Sebab pemberdayaan perempuan versi feminisme seringkali memunculkan masalah baru. Ibu yang sibuk terjun di dunia politik praktis maupun sibuk bekerja akan tersita, tenaga, pikiran begitupun waktunya untuk mengurusi rumah, anak dan suaminya. 

Padahal itulah tugas utama seorang ibu atau calon ibu yang dibebankan oleh Allah SWT. sesuai dengan fitrahnya. Bagaimana mampu mewujudkan perlindungan maksimal bagi putra-putrinya?

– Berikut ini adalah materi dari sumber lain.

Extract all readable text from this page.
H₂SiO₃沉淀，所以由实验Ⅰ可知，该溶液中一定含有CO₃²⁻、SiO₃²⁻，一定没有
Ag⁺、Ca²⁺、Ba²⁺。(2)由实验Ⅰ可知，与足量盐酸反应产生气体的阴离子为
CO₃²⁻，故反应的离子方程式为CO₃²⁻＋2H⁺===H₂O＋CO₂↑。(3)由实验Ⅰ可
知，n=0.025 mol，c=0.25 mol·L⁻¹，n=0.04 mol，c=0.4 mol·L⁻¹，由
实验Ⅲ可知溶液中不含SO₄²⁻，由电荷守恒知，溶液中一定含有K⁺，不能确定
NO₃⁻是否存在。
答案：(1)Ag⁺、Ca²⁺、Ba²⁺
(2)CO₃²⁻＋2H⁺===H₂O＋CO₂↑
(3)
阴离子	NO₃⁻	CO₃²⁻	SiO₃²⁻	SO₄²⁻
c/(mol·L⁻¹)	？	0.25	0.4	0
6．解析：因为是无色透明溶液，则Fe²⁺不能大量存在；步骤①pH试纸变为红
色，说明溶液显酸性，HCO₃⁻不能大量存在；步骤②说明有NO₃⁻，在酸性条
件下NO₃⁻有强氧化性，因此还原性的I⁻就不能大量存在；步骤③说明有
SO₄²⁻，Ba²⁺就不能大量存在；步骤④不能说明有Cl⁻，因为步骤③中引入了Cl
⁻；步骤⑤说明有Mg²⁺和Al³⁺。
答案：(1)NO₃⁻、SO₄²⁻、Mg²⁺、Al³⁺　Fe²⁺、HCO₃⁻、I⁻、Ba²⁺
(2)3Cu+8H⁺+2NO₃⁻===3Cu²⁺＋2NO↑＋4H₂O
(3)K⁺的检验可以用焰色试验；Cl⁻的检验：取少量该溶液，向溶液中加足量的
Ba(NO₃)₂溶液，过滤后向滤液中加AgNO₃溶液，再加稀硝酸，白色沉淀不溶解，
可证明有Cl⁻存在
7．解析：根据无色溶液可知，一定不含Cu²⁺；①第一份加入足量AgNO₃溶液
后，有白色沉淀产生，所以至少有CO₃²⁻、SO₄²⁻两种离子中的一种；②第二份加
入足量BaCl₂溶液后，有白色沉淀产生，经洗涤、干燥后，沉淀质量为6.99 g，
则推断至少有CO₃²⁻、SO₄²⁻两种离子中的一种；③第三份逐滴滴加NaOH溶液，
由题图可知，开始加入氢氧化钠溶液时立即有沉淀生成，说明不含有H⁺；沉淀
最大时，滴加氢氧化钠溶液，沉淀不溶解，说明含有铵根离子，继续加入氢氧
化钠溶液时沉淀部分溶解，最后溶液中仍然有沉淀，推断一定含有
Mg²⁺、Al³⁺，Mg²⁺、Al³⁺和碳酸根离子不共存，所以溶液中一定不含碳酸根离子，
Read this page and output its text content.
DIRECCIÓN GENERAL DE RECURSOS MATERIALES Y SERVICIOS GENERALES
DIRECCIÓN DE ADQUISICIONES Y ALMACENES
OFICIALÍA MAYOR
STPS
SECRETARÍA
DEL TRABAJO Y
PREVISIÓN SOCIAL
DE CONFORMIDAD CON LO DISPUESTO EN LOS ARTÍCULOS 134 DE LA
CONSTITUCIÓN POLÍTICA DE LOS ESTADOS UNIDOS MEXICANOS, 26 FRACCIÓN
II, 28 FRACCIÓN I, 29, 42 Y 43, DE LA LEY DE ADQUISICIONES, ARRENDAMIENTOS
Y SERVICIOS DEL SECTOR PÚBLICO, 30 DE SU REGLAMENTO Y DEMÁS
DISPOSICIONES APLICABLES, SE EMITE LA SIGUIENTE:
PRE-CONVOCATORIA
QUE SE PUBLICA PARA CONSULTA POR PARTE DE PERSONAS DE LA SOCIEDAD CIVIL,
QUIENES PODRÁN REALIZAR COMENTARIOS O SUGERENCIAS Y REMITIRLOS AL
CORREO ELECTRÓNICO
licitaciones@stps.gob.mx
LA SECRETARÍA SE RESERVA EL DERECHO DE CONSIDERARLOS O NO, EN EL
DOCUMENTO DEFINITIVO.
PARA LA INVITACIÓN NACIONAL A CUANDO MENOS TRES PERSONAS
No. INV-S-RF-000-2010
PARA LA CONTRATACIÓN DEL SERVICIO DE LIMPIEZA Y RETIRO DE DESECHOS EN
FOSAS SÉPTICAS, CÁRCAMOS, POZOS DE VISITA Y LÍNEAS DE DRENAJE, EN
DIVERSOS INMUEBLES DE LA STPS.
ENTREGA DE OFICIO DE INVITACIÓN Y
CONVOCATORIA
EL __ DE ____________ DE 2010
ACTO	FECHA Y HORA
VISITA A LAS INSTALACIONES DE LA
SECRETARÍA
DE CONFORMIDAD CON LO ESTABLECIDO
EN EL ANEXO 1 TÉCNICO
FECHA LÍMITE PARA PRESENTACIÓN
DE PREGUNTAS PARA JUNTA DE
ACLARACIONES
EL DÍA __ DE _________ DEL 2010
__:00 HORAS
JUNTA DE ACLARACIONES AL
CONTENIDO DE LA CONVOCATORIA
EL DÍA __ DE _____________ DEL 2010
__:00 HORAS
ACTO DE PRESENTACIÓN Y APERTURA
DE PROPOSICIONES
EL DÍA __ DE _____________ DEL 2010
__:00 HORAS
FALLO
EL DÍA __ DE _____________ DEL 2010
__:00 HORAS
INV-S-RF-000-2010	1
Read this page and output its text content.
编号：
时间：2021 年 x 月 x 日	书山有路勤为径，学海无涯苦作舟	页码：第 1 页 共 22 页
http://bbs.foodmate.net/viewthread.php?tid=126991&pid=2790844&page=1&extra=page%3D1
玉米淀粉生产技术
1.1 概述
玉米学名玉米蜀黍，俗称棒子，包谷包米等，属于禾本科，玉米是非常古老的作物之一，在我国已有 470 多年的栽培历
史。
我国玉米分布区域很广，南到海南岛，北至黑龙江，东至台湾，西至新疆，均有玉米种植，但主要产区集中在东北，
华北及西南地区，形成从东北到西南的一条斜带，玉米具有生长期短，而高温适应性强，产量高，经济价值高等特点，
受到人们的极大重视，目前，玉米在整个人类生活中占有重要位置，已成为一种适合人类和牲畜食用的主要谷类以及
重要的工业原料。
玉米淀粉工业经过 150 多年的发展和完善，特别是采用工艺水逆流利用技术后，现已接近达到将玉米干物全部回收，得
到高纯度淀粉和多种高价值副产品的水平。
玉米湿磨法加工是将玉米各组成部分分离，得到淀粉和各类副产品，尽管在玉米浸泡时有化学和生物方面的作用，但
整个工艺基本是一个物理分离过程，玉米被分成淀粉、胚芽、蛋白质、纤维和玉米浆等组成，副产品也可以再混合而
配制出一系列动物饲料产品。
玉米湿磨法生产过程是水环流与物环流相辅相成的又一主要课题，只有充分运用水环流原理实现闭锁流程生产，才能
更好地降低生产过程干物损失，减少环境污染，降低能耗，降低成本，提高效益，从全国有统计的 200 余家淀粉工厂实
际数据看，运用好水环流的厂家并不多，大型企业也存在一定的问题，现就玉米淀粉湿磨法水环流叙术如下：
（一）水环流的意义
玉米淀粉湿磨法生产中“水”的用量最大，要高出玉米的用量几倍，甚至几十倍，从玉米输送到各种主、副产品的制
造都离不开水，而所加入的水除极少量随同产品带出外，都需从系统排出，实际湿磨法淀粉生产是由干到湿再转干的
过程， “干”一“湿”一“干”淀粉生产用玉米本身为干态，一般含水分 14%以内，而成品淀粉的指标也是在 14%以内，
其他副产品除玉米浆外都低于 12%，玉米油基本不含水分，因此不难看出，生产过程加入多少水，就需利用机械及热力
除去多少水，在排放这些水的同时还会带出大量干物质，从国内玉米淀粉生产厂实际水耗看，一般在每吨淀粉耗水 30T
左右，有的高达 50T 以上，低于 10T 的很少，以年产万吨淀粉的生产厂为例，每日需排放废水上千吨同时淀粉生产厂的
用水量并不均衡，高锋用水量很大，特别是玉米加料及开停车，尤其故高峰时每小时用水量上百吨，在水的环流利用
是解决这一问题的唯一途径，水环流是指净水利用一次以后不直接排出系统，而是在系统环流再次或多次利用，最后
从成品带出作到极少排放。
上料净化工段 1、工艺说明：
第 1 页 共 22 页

Perlindungan utama bagi anak ada pada orangtua terutama ibu. Kalau ibunya sibuk, akan berkurang waktu yang dicurahkannya. Ibu bekerja bisa saja menggaji orang untuk merawat anaknya, tapi secara kejiwaan akan berbeda dibanding langsung oleh ibunya sendiri. 

Fitrah keibuan tidak bisa dihilangkan yaitu melahirkan, menyusui, mendekap, memberi kehangatan, sehingga terjalin kedekatan seorang ibu dengan anak yang dilahirkanya.

Jika kita ajukan pertanyaan kepada para perempuan yang sudah berumahtangga, dan dicukupi segala kebutuhannya oleh suami, apakah menghendaki fokus mengurus rumah, anak, dan suami, atau bekerja menghasilkan uang, sementara urusan rumah, anak, suami, juga menjadi tanggungjawabnya? 

Jawaban berdasar akal sehat, akan memilih fokus mengurusi rumah tangga tanpa harus terbebani dengan mencari nafkah. Kecuali para perempuan yang terpengaruh cara berfikir feminisme yang bertentangan dengan Islam akan memilih untuk bekerja demi rupiah. 

Untuk masalah KB, jika ditujukan agar keluarga sejahtera karena tidak banyak tanggungan, faktanya ada sebuah keluarga memiliki lebih dari dua anak, hidup berkecukupan, sebaliknya ada keluarga tanpa anak hidup dengan serba kekurangan. 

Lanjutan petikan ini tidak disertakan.